Benjamin (dir. Simon Amstell, 2018)
✭✭✭✩✩
Simon Amstell writes and directs a bittersweet, measured story of faltering love affairs and toppling male youths. Colin Morgan (of Merlin, The Happy Prince) stars as Benjamin, a talented film director struggling to deliver his second feature, whose relationship with men on and off set complicates his own uncertainties and groundings in life. It is a film for and by contemporary masculinity, yet one that offers no solution to its own fallibilities and errors in judgment. Comedy is weighted against thoughtful dourness, a scale that doesn’t allow one quality to slip and overwhelm the other, at least not entirely. Benjaminfelt like a collection of scenes without any apparent cohesiveness, which is likely the desired effect, but ultimately does little to reward its slow viewing and half-way pretentious script.

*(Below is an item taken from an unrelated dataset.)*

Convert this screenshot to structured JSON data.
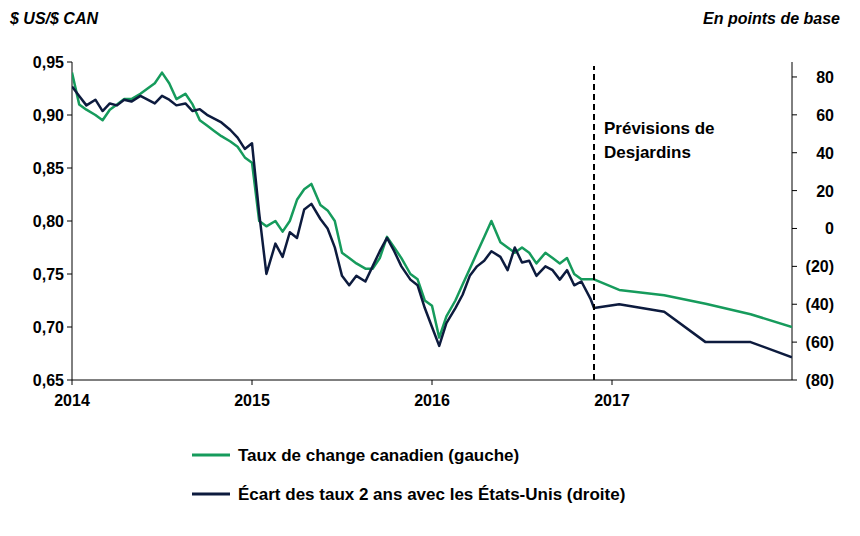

The Great Hack (dir. Karim Amer, 2019)
✭✭✭✭✩
Another ambitious, Netflix-produced documentary is launched with The Great Hack, one that will undoubtedly generate Oscar buzz at the close of the year. Amer boldly confronts what is potentially the most considerable threat to 21st-century democratic policy, the systematic harvest of online data – virtual residue of our online behaviour preyed upon by companies such as Cambridge Analytica, who also supply resources for political campaigns such as Leave.EU and Trump’s presidential team. The Great Hack is in many ways an unredemptive tale, even with its effort to expose the legal and moral corruption of Cambridge Analytica and others, its Orwellian visions all too real and all too repeatable for the next generation.